Nove são flagrados durante ‘saidinha’

Maíra Soares
| Tempo de leitura: 2 min

Pelo menos nove detentos foram flagrados desrespeitando as regras da saída temporária no último final de semana. Seis não foram encontrados nos endereços fornecidos à Polícia Militar (PM) como suas residências e dois foram pegos na rua após o horário permitido, entre 22h e 6h. Ao todo, 3.454 presos das penitenciárias 1 e 2 de Bauru e do Instituto Penal Agrícola (IPA) obtiveram direito à “saidinha” e só voltam às instituições prisionais no dia 4 de janeiro.

Os problemas enfrentados pela PM ao fazer a visita aos endereços informados pelos presos vão desde número inexistente até o fato da pessoa nunca ter residido no local. Durante os dias 26 e 27 de dezembro, as ausências tiveram motivos variados.

Edvaldo Cristiano Peixoto, por exemplo, nunca morou na residência mencionada. Wagner Lemos de Moraes e Fernando César Bertin não moram nos locais indicados. Delzimar Nazareno da Silva informou um número inexistente.

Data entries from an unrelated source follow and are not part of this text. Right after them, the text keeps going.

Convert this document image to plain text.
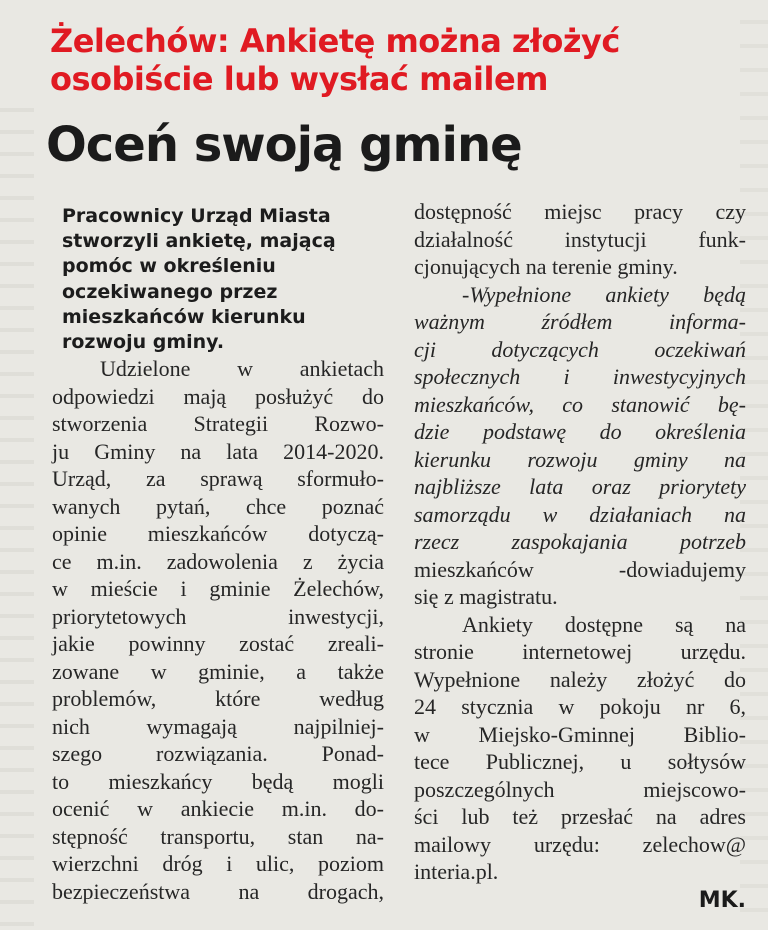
Żelechów: Ankietę można złożyć
osobiście lub wysłać mailem
Oceń swoją gminę

Pracownicy Urząd Miasta
stworzyli ankietę, mającą
pomóc w określeniu
oczekiwanego przez
mieszkańców kierunku
rozwoju gminy.

Udzielone w ankietach
odpowiedzi mają posłużyć do
stworzenia Strategii Rozwo-
ju Gminy na lata 2014-2020.
Urząd, za sprawą sformuło-
wanych pytań, chce poznać
opinie mieszkańców dotyczą-
ce m.in. zadowolenia z życia
w mieście i gminie Żelechów,
priorytetowych inwestycji,
jakie powinny zostać zreali-
zowane w gminie, a także
problemów, które według
nich wymagają najpilniej-
szego rozwiązania. Ponad-
to mieszkańcy będą mogli
ocenić w ankiecie m.in. do-
stępność transportu, stan na-
wierzchni dróg i ulic, poziom
bezpieczeństwa na drogach,

dostępność miejsc pracy czy
działalność instytucji funk-
cjonujących na terenie gminy.

-Wypełnione ankiety będą
ważnym źródłem informa-
cji dotyczących oczekiwań
społecznych i inwestycyjnych
mieszkańców, co stanowić bę-
dzie podstawę do określenia
kierunku rozwoju gminy na
najbliższe lata oraz priorytety
samorządu w działaniach na
rzecz zaspokajania potrzeb
mieszkańców -dowiadujemy
się z magistratu.

Ankiety dostępne są na
stronie internetowej urzędu.
Wypełnione należy złożyć do
24 stycznia w pokoju nr 6,
w Miejsko-Gminnej Biblio-
tece Publicznej, u sołtysów
poszczególnych miejscowo-
ści lub też przesłać na adres
mailowy urzędu: zelechow@
interia.pl.

MK.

Houve até alguns que nem apareceram em casa desde a véspera de Natal, como Carlos Alexsandro da Silva Oliveira. Outros não estavam no local no momento da visita, dentre eles Mick Alberto Ferreira e Jeferson dos Santos de Oliveira.

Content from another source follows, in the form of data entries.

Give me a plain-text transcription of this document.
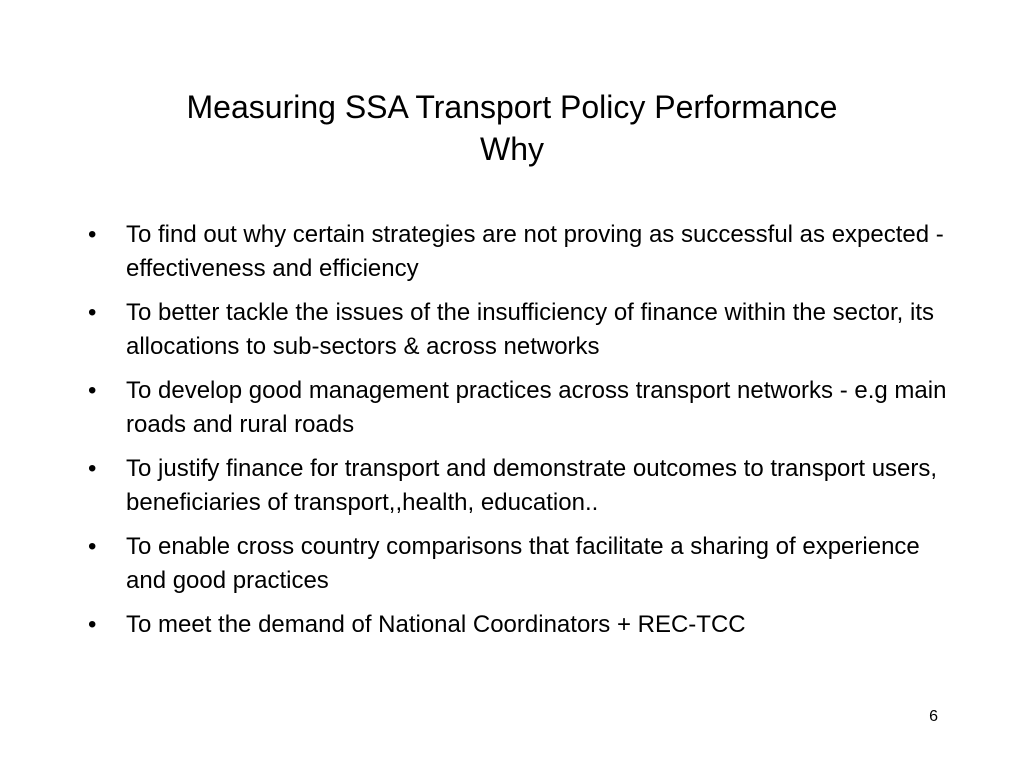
Measuring SSA Transport Policy Performance
Why
•	To find out why certain strategies are not proving as successful as expected - effectiveness and efficiency
•	To better tackle the issues of the insufficiency of finance within the sector, its allocations to sub-sectors & across networks
•	To develop good management practices across transport networks - e.g main roads and rural roads
•	To justify finance for transport and demonstrate outcomes to transport users, beneficiaries of transport,,health, education..
•	To enable cross country comparisons that facilitate a sharing of experience and good practices
•	To meet the demand of National Coordinators + REC-TCC
6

Dentre os encontrados na rua fora do horário permitido estão Márcio Rogério Batista de Jesus, 31 anos, e Matheus Alves Fonseca, 24 anos. Ambos foram pegos fora de casa por volta da 1h de ontem. Márcio estava na quadra 12 da rua Rafael Pereira Martini, no Jardim Redentor, e Matheus, na quadra 5 da rua Conselheiro Antônio Prado, no Higienópolis.

O tenente-coronel Benedito Roberto Meira, comandante do 4º Batalhão de Polícia Militar do Interior (4º BPMI), explica que não podem ser divulgados os números de visitas de rotina feitas aos presos beneficiados com a saída temporária, mas garante que o descumprimento das regras tem conseqüências severas.

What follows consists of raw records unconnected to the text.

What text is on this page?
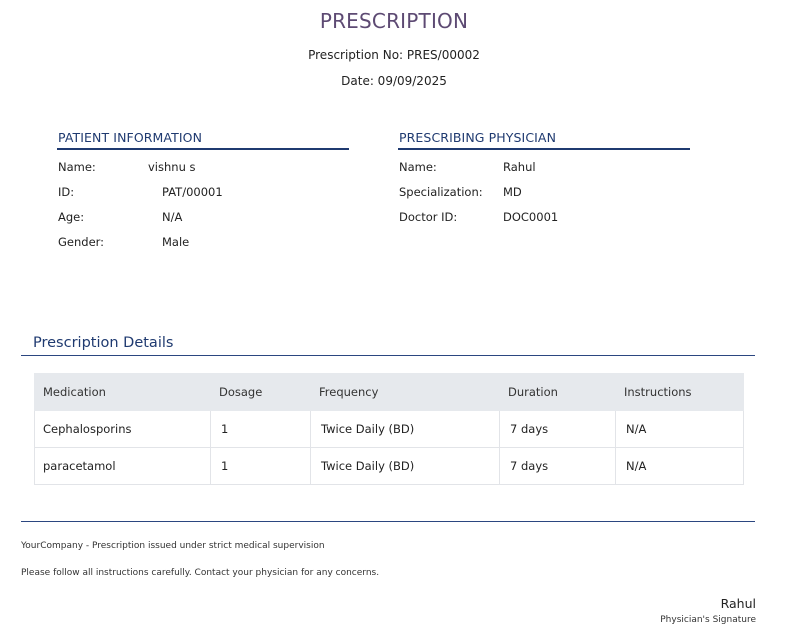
PRESCRIPTION
Prescription No: PRES/00002
Date: 09/09/2025
PATIENT INFORMATION
Name:	vishnu s
ID:	PAT/00001
Age:	N/A
Gender:	Male
PRESCRIBING PHYSICIAN
Name:	Rahul
Specialization: MD
Doctor ID:	DOC0001
Prescription Details
Medication	Dosage	Frequency	Duration	Instructions
Cephalosporins	1	Twice Daily (BD)	7 days	N/A
paracetamol	1	Twice Daily (BD)	7 days	N/A
YourCompany - Prescription issued under strict medical supervision
Please follow all instructions carefully. Contact your physician for any concerns.
Rahul
Physician's Signature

“Os presos encontrados em bares, embriagados, são imediatemente recolhidos para o sistema prisional. Os que não são encontrados nas residências, nós comunicamos ao final da operação para o juiz e eles perdem o direito ao benefício (da saída temporária). Ele pode perder até o benefício do semi-aberto, ou seja, volta para (cumprir a pena no) regime fechado. Há um prejuízo bastante considerável para ele”, explica.

Segundo Meira, os presos encontrados fora de casa após o horário permitido podem ser recolhidos ao sistema prisional ou liberados após registro do fato no Plantão Policial. O destino do detento depende das circunstâncias em que foi encontrado e das determinações da portaria da Vara Execuções Criminais à qual ele está vinculado.

A regra para ter direito à saída temporária é estar no regime semi-aberto e ter bom comportamento. Durante o período do benefício, além de não embriagar-se e não envolver-se em briga, entre 22h e 6h os detentos têm de, obrigatoriamente, ficar recolhidos nas residências onde estão temporariamente, saindo apenas para atividades indispensáveis, como atendimento médico.